When there’s a sudden need for a substantial amount of cash, many people think about taking money out of their 401(k)s. “It is understandable that people may want to consider doing so in extraordinary circumstances such as the coronavirus pandemic,” says Sylvie Feist, director, Retirement & Personal Wealth Solutions at Bank of America. What’s more, provisions of the Coronavirus Aid, Relief, and Economic Security (CARES) Act have eliminated potential additional penalties when taking an early distribution, and increased the portion of the vested assets that can be taken in a loan from a 401(k) plan account.
“In some circumstances, your 401(k) may be your only choice. But as a general rule, dipping into your retirement funds to cover a short-term need could cost you more in the long run.,” Feist says.
A lost opportunity to grow your savings
Before deciding, consider that when borrowing from your retirement funds, “you’re interrupting the potential for the funds in your 401(k) plan account to grow through tax-deferred compounding, making it more difficult for you to reach your retirement goals,” says Feist. Taking funds out might also mean missing out on potential future earnings.
What happens if you leave your job before the loan is paid off?
Depending on the plan, you may be required to pay the amount back immediately or else have it deemed a distribution from the plan. “This is called a loan offset,” explains Feist. “You may be subject to federal and state income taxes, as well as an additional 10% federal income tax if you are under age 59½, unless an exception applies,” she adds. Under the Tax Cuts and Jobs Act of 2017, you must repay the amount to an IRA by the federal income tax filing deadline for the year in which the offset occurred.

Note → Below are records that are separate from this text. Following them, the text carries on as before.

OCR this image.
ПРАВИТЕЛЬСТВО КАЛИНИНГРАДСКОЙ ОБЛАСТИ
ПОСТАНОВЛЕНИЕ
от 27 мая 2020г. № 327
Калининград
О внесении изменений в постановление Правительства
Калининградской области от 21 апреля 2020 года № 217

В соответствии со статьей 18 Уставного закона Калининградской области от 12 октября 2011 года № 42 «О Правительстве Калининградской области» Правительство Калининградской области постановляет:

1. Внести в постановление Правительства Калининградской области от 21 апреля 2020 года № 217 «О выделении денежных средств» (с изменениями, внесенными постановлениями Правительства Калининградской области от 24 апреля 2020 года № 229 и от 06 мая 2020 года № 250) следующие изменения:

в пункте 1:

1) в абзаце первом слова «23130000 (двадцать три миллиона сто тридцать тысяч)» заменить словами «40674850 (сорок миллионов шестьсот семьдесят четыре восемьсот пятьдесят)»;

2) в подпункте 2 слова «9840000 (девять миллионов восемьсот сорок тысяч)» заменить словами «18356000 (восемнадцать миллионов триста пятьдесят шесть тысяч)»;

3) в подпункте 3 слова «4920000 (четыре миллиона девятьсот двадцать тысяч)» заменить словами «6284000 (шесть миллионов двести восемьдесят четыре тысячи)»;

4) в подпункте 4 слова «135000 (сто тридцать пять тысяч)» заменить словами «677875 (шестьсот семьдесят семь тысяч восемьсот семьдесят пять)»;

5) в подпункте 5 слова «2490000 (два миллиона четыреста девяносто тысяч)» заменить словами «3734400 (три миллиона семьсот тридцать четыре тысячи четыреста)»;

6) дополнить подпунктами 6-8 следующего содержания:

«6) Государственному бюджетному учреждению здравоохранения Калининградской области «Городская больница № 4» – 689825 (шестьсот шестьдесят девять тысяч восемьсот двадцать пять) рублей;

How the CARES Act changes things
If you are eligible and your employer’s 401(k) plan permits, you may take a coronavirus-related distribution, or CRD, up until Dec. 31, 2020.1 It gives you access to as much as $100,000 of all your eligible employer-sponsored retirement plan or IRA assets.
CRDs are not subject to the additional 10% federal income tax that applies to individuals under age 59½, or the mandatory 20% federal income tax withholding when taken from an eligible employer-sponsored plan account. Also, federal income taxes on CRDs may be paid evenly over a three-year period, beginning with the year that the distribution was made.
In general, CRDs may also be repaid to an eligible employee-sponsored retirement plan within three years from the date of the CRD. The repayment will be treated as a rollover and will not be counted towards your annual contribution limits.
Though the CARES Act makes it easier to use a 401(k) plan account for financial assistance, Feist suggests that potential borrowers think about their long-term financial security. “Before you consider making a withdrawal from your future self, make sure you have explored other options.”
Merrill, its affiliates, and financial advisors do not provide legal, tax, or accounting advice. You should consult your legal and/or tax advisors before making any financial decisions.
1To be eligible for a CRD, you must be an individual who is diagnosed with the virus SARS-CoV-2 or with coronavirus disease 2019 (COVID-19) by a test approved by the Centers for Disease Control and Prevention, or whose spouse or dependent (as defined in the Internal Revenue Code) is diagnosed with such virus or disease by such a test, or who experiences adverse financial consequences as a result of being quarantined, being furloughed or laid off or having work hours reduced due to such virus or disease, being unable to work due to lack of child care due to such virus or disease, closing or reducing hours of a business owned or operated by the individual due to such virus or disease, or other factors as determined by the Secretary of the Treasury.